Comme ses prédécesseurs, Trackmania² vit à travers sa communauté. Des dizaines de serveurs fleurissent chaque jour, accueillant sans arrêt de nouveaux joueurs, de quoi alimenter les innombrables classements par département, région, pays et mondiaux. A ce sujet, l'interface n'est franchement pas des plus pratiques, ne serait-ce que pour consulter les positions de ses amis ou pour connaître l'écart de points avec celui qui vous précède au ladder. La recherche de serveur quant à elle, adaptée à votre niveau, est assez bien fichue même si le tout manque parfois de clarté. On ne peut pas franchement parler d'interface user friendly même si l'habitude aidant, on finit par ne plus avoir de difficulté à trouver l'information recherchée. Toujours est-il qu'in game, l'interface est assez bordélique, entre les très nombreux classements, les votes divers et variés, le tchat... Même si cela incombe davantage au créateur du serveur qu'aux développeurs du jeu, on aurait apprécié une meilleure hiérarchisation de l'info. Enfin, de véritables pages profil de joueurs n'auraient pas été du luxe, afin de consulter l'historique d'un ami ou de n'importe quel utilisateur, statistiques à l'appui. En ce sens, l'interface globale du jeu a un goût d'inachevé et Nadeo donne l'impression de ne pas s'y être attardé très longtemps. Dommage.

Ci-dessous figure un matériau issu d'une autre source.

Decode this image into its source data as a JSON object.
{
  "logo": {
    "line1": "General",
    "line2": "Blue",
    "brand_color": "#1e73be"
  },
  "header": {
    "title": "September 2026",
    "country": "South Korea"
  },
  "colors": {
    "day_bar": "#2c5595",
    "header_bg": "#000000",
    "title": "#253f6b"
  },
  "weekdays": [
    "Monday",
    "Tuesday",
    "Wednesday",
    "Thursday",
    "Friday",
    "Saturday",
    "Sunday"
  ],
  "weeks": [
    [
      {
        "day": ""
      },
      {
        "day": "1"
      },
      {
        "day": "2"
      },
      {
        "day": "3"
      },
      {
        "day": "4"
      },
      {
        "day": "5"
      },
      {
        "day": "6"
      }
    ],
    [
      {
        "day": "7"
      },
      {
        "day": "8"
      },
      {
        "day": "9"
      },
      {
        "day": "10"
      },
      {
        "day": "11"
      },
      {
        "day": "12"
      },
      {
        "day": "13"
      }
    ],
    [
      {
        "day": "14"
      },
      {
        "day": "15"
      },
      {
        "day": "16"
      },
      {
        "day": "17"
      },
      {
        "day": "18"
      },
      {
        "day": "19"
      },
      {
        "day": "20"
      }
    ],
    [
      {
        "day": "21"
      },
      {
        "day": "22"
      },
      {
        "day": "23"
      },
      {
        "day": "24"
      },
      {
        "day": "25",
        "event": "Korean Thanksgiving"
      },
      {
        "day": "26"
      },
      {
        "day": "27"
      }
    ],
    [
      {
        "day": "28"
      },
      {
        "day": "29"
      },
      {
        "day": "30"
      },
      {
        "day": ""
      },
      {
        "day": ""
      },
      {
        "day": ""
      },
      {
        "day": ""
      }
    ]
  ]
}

Test Trackmania² : Canyon PC - Screenshot 27Canyon façon routes départementales.

Fidèle aux principes des ses aînés, Trackmania² ne réserve guère de surprises aux joueurs en termes de modes de courses. Plébiscité par l'extrême majorité des joueurs, le contre-la-montre classique est toujours accompagné de plusieurs variantes connues de tous : course par équipe, par tours, coupe et cascades. Mais pour les utilisateurs avancés et inventifs, un mode "Script" permet de créer ses propres règles ! C'est à peu près la seule nouveauté de contenu relative au multijoueur en ligne. Car le véritable ajout de cette édition, c'est le multijoueur en écran splitté, capable d'accueillir jusqu'à quatre pilotes ! Une excellente idée de Nadeo qui compte faire de sa licence un titre familial bien qu'il faille lutter pour se répartir les commandes (à moins de posséder quatre pads fonctionnels...). Le solo quant à lui, est franchement décevant car en dehors des traditionnels courses de médailles (on en compte 75), on ne trouve aucun mode original comme dans Trackmania premier du nom. L'éditeur de voitures est de son côté accessible mais honnêtement dépassé et ultra rigide, au contraire de l'éditeur de map, assez délicat à maîtriser en version avancée mais finalement intuitif après quelques heures d'utilisation. Les possibilités demeurent infinies, de quoi tenir largement jusqu'à la sortie du prochain environnement. Vivement !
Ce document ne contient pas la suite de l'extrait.